Mon 16 Aug 2010
Roughly 200 West Marin residents showed up Sunday evening in Toby’s Feed Barn to honor Duane Irving, who died of a heart attack July 19 at the age of 75.
A succession of residents related their memories of Duane for the crowd, and several remarked on his fondness for ice cream.
Duane’s parents had owned Halleck Creek Ranch in Nicasio where he spent much of his youth. A “Last Roundup” pamphlet, which was given out at the event, noted Duane “attended the little red school house in Nicasio [and was] a member of the last graduating class.”
Former Marin County Supervisor Gary Giacomini (left) lauded Duane’s vision in dedicating land on his ranch to the Halleck Creek Riding Club for people with disabilities. (Photo by Linda Petersen, West Marin Citizen)
At San Rafael High, Duane was an excellent football and especially baseball player, and after graduation joined the Marine Corps.
Following four years in the Marines, Duane broke horses for Bud Farley, whose ranch was later flooded by Nicasio Reservoir, and was game manager and cattle boss for Doc Ottenger, whose land would become part of the Point Reyes National Seashore.
At the request of the late Olema Valley rancher Boyd Stewart, Duane helped establish the Morgan Horse Farm within the National Seashore and subsequently worked in the park’s Roads and Trails Department.
Emcee Cindy Goldfield introduces her mother Joyce, Duane’s companion for many years, who paid an emotional tribute to Duane.
Many West Marin residents knew Duane best for his involvement in Halleck Creek Riding Club. For more than 30 years, he, Joyce Goldfield, and many volunteers helped people with disabilities gain self-confidence and enjoy rugged terrain on horseback.
Xerxes Whitney (left), who was born with cerebral palsy, said he lived on the same hill as Joyce when she started the Riding Club, and “I was one of her first recruits.” (Photo by Linda Petersen, West Marin Citizen)
Despite some difficulties with speech and the use of his legs, Xerxes has developed into a first-rate athlete and now teaches tennis, as well as writes poetry.
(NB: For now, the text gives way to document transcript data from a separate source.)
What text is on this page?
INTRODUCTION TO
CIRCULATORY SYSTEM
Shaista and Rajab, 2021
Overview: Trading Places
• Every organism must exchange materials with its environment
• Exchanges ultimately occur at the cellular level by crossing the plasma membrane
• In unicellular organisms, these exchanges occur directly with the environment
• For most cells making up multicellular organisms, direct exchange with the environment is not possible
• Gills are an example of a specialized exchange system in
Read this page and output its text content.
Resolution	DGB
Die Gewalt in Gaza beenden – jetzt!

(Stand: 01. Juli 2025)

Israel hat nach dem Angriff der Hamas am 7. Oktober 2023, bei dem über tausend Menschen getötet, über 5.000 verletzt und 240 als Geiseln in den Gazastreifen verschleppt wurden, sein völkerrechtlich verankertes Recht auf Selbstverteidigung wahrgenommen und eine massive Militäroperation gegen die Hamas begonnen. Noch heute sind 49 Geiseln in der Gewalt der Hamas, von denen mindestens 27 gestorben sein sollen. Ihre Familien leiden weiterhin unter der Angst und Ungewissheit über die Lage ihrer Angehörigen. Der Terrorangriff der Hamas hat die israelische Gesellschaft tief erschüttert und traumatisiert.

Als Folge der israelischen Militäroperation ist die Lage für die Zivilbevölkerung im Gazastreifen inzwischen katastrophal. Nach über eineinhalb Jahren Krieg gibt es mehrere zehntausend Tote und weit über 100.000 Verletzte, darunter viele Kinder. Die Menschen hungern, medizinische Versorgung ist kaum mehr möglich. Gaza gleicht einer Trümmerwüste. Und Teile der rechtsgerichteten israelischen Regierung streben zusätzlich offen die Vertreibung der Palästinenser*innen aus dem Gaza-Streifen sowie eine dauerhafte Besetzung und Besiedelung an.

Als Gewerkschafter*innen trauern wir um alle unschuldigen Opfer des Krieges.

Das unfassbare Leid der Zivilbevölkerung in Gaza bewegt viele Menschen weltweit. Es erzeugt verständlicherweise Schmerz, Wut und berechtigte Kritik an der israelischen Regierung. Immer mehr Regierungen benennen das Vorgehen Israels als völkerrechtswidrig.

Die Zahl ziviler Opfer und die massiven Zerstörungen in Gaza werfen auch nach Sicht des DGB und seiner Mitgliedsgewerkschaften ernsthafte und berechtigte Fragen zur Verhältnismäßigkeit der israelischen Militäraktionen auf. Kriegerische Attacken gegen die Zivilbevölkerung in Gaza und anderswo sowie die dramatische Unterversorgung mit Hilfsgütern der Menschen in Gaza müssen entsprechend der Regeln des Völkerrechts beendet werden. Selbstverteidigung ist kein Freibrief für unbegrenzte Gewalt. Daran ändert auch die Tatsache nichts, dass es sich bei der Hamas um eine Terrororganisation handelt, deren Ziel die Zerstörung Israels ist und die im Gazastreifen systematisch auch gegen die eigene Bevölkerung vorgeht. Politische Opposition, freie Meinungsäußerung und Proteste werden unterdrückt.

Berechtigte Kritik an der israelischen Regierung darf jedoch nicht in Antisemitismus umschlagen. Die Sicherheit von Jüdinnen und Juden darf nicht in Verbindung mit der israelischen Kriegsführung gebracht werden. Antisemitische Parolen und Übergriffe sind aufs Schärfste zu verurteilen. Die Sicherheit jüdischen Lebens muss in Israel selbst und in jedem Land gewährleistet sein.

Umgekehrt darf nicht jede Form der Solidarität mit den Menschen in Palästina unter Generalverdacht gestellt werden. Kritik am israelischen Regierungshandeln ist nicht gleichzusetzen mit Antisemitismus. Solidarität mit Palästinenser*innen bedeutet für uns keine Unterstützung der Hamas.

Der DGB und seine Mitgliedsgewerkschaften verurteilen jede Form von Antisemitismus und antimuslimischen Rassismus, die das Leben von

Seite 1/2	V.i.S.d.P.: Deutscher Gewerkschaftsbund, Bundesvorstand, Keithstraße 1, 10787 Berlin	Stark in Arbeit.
He and Duane had played basketball against each other and held nothing back, including “sharp elbows,” Xerxes said. “Duane didn’t care if you could talk or walk,” Xerxes added. He cared about the person.
Perhaps the most-poignant tribute to Duane was offered by a young woman with Down’s Syndrome. With unexpected eloquence, she described how much she valued Duane’s encouragement and support. Then speaking directly to Joyce, she said that Duane still sees her and loves her. By this point, I like many others in the Feed Barn had tears in my eyes.